Many Lebanese, regardless of their religious background, have welcomed the pope.
“The pope’s visit is to confirm that the Christian presence in the Middle East is important,” said Mustafa Dylani, a 55-year-old teacher who is Sunni. “He is using love as a weapon before a civil war starts between Christians and Muslims. Those who burn churches and make films about the prophet Muhammad are seeking to encourage this bloodshed.”
Like John Paul before him, Benedict released an Apostolic Exhortation on the occasion of his visit to Lebanon: Ecclesia in Medio Oriente (The Church in the Middle East). In it, he spoke of the impact of “two new realities”: the “opposing trends” of “secularization, with its occasionally extreme consequences,” and “a violent fundamentalism claiming to be based on religion.”
Both of these trends, Benedict believed, ran counter to (and could be countered by) what he termed “religious freedom” and “healthy secularity”:
There is a need to move beyond tolerance to religious freedom. Taking this step does not open the door to relativism, as some would maintain. It does not compromise belief, but rather calls for a reconsideration of the relationship between man, religion and God. It is not an attack on the “foundational truths” of belief, since, despite human and religious divergences, a ray of truth shines on all men and women.
We know very well that truth, apart from God, does not exist as an autonomous reality. If it did, it would be an idol. The truth cannot unfold except in an otherness open to God, who wishes to reveal his own otherness in and through my human brothers and sisters.
Hence it is not fitting to state in an exclusive way: “I possess the truth”. The truth is not possessed by anyone; it is always a gift which calls us to undertake a journey of ever closer assimilation to truth.
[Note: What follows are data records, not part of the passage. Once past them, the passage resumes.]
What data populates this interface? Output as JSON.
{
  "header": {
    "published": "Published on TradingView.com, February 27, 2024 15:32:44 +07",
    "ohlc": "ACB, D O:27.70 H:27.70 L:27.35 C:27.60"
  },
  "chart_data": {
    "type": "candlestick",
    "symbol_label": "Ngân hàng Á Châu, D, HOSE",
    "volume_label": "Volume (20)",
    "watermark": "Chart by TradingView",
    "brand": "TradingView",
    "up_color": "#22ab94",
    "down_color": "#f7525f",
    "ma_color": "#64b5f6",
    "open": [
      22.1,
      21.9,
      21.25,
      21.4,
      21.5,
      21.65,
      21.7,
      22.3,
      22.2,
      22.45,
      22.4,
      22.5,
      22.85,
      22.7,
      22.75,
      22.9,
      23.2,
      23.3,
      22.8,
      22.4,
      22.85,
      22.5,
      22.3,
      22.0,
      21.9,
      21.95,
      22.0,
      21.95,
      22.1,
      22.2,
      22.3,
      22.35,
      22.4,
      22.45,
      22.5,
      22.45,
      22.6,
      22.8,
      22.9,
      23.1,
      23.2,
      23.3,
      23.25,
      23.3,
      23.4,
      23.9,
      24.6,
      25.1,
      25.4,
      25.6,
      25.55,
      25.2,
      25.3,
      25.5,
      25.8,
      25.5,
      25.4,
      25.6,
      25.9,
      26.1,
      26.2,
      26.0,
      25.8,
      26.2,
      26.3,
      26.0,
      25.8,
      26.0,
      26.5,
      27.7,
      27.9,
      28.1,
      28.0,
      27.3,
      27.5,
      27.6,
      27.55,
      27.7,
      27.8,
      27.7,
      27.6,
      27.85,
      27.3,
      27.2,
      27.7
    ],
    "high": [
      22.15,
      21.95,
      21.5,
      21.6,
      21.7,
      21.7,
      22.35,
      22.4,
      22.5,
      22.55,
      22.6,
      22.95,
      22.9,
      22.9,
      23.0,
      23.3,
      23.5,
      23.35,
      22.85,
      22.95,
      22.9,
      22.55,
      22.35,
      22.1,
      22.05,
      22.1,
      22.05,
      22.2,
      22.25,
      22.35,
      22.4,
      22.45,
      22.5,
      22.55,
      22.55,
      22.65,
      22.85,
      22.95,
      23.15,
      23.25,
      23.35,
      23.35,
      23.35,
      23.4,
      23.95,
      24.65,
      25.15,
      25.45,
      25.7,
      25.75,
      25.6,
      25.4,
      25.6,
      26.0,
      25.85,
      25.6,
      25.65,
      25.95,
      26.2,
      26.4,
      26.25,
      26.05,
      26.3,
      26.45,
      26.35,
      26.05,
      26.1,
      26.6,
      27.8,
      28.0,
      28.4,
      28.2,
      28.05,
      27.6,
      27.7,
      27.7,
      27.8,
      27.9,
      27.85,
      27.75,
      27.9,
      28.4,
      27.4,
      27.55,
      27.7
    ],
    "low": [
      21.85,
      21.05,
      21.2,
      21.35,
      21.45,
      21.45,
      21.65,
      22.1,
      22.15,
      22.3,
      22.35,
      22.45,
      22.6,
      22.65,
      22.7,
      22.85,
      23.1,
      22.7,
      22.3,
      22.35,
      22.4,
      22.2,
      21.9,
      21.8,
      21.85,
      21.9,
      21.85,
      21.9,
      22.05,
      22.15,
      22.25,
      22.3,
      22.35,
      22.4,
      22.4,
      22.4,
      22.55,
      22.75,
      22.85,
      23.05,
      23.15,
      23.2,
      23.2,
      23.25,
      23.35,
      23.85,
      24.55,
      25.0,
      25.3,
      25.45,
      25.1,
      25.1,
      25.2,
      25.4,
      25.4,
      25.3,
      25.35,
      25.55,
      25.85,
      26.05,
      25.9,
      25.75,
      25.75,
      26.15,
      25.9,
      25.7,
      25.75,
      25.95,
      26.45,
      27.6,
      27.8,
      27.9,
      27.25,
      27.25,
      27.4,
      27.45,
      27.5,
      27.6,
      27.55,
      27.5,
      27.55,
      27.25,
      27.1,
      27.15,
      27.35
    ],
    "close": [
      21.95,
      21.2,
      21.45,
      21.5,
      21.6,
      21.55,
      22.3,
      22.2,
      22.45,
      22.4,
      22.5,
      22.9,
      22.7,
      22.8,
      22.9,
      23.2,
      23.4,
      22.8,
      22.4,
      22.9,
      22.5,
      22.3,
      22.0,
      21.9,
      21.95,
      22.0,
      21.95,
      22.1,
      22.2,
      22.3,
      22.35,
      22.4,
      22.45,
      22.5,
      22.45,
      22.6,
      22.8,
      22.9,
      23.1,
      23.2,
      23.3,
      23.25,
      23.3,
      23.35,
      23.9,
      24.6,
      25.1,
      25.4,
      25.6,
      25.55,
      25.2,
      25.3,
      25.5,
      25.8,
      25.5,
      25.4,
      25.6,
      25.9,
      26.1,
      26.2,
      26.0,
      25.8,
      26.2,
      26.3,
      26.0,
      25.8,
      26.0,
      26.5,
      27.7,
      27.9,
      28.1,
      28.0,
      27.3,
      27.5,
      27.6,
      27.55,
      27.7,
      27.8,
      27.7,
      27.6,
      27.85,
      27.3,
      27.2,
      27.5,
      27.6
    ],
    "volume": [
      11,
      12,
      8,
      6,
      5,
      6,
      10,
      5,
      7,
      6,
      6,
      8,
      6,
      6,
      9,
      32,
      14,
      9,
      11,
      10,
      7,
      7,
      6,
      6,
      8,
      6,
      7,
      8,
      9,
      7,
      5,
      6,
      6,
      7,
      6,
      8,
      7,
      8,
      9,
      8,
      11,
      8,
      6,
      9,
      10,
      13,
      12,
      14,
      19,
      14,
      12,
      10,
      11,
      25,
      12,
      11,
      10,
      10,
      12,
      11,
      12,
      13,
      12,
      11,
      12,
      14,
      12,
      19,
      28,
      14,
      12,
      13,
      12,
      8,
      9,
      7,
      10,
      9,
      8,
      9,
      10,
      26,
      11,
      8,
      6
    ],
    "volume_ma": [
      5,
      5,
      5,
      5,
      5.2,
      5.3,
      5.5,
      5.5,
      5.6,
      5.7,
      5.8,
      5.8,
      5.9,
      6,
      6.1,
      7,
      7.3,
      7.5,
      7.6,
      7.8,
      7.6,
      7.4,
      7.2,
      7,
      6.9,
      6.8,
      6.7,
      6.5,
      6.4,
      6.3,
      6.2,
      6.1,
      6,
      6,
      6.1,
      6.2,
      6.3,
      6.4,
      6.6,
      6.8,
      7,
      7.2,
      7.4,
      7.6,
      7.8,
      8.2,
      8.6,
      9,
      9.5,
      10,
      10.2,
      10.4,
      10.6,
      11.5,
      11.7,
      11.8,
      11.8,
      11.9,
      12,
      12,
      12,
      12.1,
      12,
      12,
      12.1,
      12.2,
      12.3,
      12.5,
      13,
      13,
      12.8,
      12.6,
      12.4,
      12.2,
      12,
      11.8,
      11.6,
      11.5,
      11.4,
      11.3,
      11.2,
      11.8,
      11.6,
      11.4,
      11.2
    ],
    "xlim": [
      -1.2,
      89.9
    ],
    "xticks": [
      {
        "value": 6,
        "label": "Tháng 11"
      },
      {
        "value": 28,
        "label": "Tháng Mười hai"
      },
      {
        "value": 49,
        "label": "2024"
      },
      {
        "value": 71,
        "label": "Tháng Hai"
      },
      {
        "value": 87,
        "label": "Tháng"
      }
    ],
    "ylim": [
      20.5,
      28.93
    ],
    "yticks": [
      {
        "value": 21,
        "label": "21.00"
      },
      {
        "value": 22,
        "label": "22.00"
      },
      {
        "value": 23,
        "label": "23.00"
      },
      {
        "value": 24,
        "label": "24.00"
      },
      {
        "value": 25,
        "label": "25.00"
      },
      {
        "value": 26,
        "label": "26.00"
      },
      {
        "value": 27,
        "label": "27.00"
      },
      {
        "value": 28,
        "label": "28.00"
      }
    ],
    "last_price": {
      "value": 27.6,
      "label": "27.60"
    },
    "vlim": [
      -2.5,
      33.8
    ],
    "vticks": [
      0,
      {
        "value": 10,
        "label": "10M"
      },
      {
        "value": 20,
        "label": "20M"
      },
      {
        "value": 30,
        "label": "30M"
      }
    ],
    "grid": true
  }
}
Truth can only be known and experienced in freedom; for this reason we cannot impose truth on others; truth is disclosed only in an encounter of love. […]
A healthy secularity… frees religion from the encumbrance of politics, and allows politics to be enriched by the contribution of religion, while maintaining the necessary distance, clear distinction and indispensable collaboration between the two spheres.
No society can develop in a healthy way without embodying a spirit of mutual respect between politics and religion, avoiding the constant temptation either to merge the two or to set them at odds.
The basis of a constructive relationship between politics and religion is, first and foremost, human nature – a sound understanding of man – and full respect for inalienable human rights.
A sense of this correct relationship should lead to the realization that relations between the spiritual (religious) and the temporal (political) spheres should be marked by a kind of unity in distinction, inasmuch as both are called, while remaining distinct, to cooperate harmoniously in the service of the common good. […]
The challenges raised by the relationship of politics and religion can be met patiently and courageously through a sound human and religious formation.
Constant emphasis needs to be put on the place of God in personal, family and civic life, and on the proper place of men and women in God’s plan.
Above all, greater prayer is required for this intention.